CSIRAC, a real-life Australian digital dinosaur, that stomped the earth from 1949 to 1964, and is the only intact but dormant (hopefully!) first generation computer left anywhere in the world, can be viewed on the lower ground floor of the Melbourne Museum.

(and yes, this computer was used for statistical analyses, as well as other activities, such as composing electronic music)

http://museumvictoria.com.au/csirac/

SecretSource: of Minitab and Dataviz

When the goers go and the stayers stay, when shirts loosen and tattoos glisten, it’s time for the statisticians and the miners and the data scientists to talk, and walk, Big Iron.

R. S-Plus. SAS. Tableau. Stata. GnuPlot. Mondrian. DataDesk. Minitab.   MINITAB?????? Okay, we’ll leave the others to get back to their arm wrasslin’, but if you want to produce high quality graphs, simply, readily and quickly, then Minitab could be for you.

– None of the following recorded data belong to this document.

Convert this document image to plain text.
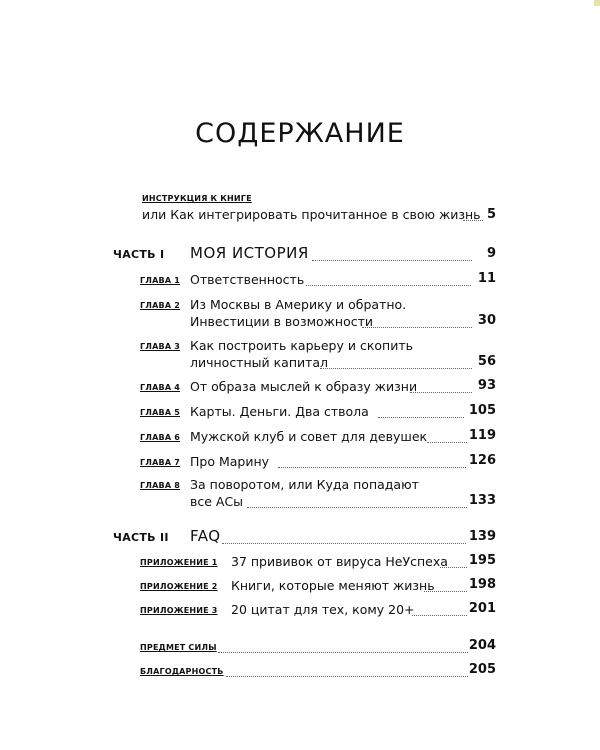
СОДЕРЖАНИЕ
ИНСТРУКЦИЯ К КНИГЕ
или Как интегрировать прочитанное в свою жизнь 5
ЧАСТЬ I МОЯ ИСТОРИЯ	9
ГЛАВА 1 Ответственность	11
ГЛАВА 2 Из Москвы в Америку и обратно.
Инвестиции в возможности	30
ГЛАВА 3 Как построить карьеру и скопить
личностный капитал	56
ГЛАВА 4 От образа мыслей к образу жизни	93
ГЛАВА 5 Карты. Деньги. Два ствола	105
ГЛАВА 6 Мужской клуб и совет для девушек	119
ГЛАВА 7 Про Марину	126
ГЛАВА 8 За поворотом, или Куда попадают
все АСы	133
ЧАСТЬ II FAQ	139
ПРИЛОЖЕНИЕ 1 37 прививок от вируса НеУспеха	195
ПРИЛОЖЕНИЕ 2 Книги, которые меняют жизнь	198
ПРИЛОЖЕНИЕ 3 20 цитат для тех, кому 20+	201
ПРЕДМЕТ СИЛЫ	204
БЛАГОДАРНОСТЬ	205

A commercialized version of Omnitab, Minitab appeared in Philadelphia in 1972 and has long been associated with students learning stats, but also now with business, industrial and medical/health quality management and six sigma, etc. There’s some  other real ‘rough and tumble’ applications involving Minitab – DR Helsell’s ‘Statistics for Censored Environmental Data using Minitab and R’ (Wiley 2012), for instance.

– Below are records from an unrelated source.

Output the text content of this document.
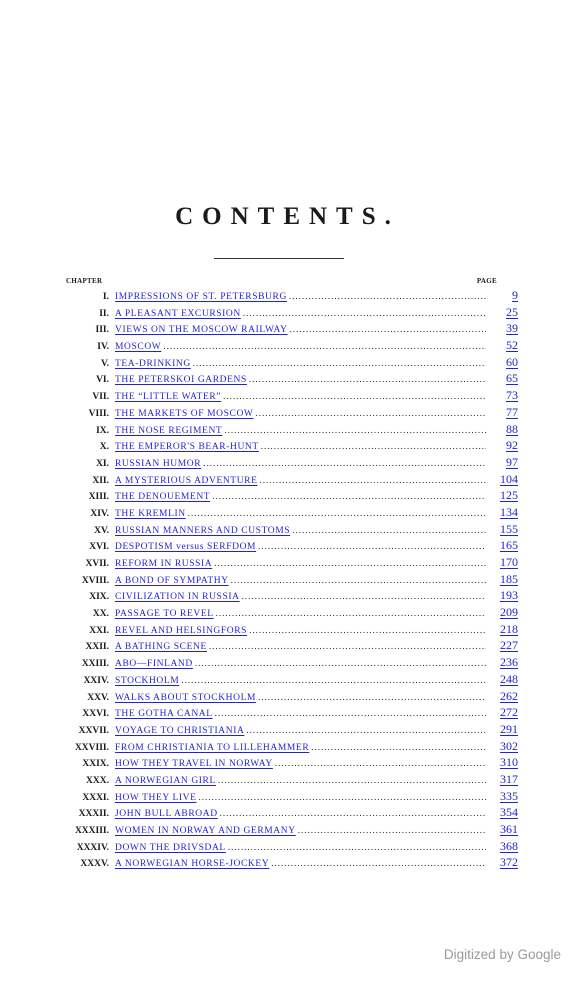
CONTENTS.
CHAPTER	PAGE
I. IMPRESSIONS OF ST. PETERSBURG .....	9
II. A PLEASANT EXCURSION .....	25
III. VIEWS ON THE MOSCOW RAILWAY .....	39
IV. MOSCOW .....	52
V. TEA-DRINKING .....	60
VI. THE PETERSKOI GARDENS .....	65
VII. THE “LITTLE WATER” .....	73
VIII. THE MARKETS OF MOSCOW .....	77
IX. THE NOSE REGIMENT .....	88
X. THE EMPEROR'S BEAR-HUNT .....	92
XI. RUSSIAN HUMOR .....	97
XII. A MYSTERIOUS ADVENTURE .....	104
XIII. THE DENOUEMENT .....	125
XIV. THE KREMLIN .....	134
XV. RUSSIAN MANNERS AND CUSTOMS .....	155
XVI. DESPOTISM versus SERFDOM .....	165
XVII. REFORM IN RUSSIA .....	170
XVIII. A BOND OF SYMPATHY .....	185
XIX. CIVILIZATION IN RUSSIA .....	193
XX. PASSAGE TO REVEL .....	209
XXI. REVEL AND HELSINGFORS .....	218
XXII. A BATHING SCENE .....	227
XXIII. ABO—FINLAND .....	236
XXIV. STOCKHOLM .....	248
XXV. WALKS ABOUT STOCKHOLM .....	262
XXVI. THE GOTHA CANAL .....	272
XXVII. VOYAGE TO CHRISTIANIA .....	291
XXVIII. FROM CHRISTIANIA TO LILLEHAMMER .....	302
XXIX. HOW THEY TRAVEL IN NORWAY .....	310
XXX. A NORWEGIAN GIRL .....	317
XXXI. HOW THEY LIVE .....	335
XXXII. JOHN BULL ABROAD .....	354
XXXIII. WOMEN IN NORWAY AND GERMANY .....	361
XXXIV. DOWN THE DRIVSDAL .....	368
XXXV. A NORWEGIAN HORSE-JOCKEY .....	372
Digitized by Google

IBM SPSS and Microsoft Excel can produce good graphs (‘good’ in the ‘good sense’ of John Tukey , Edward Tufte, William Cleveland, Howard Wainer, Stephen Few & Nathan Yau etc etc), with the soft pedal down and ‘caution switches’ on, but Minitab is probably going to be easier.

For example, the Statistical Consulting Centre at the University of Melbourne uses Minitab for most of its graphs (R for the trickiest ones). As well as general short courses on Minitab, R, SPSS and GenStat there’s a one day course in Minitab graphics in November, which I’ve done and can recommend.

More details on the Producing Excellent Graphics Simply (PEGS) course using Minitab at Melbourne are at

http://www.scc.ms.unimelb.edu.au/pegs.html

student and academic pricing for Minitab is at http://onthehub.com/

What, I wonder, would Florence Nightingale have used for graphic software if she was alive today???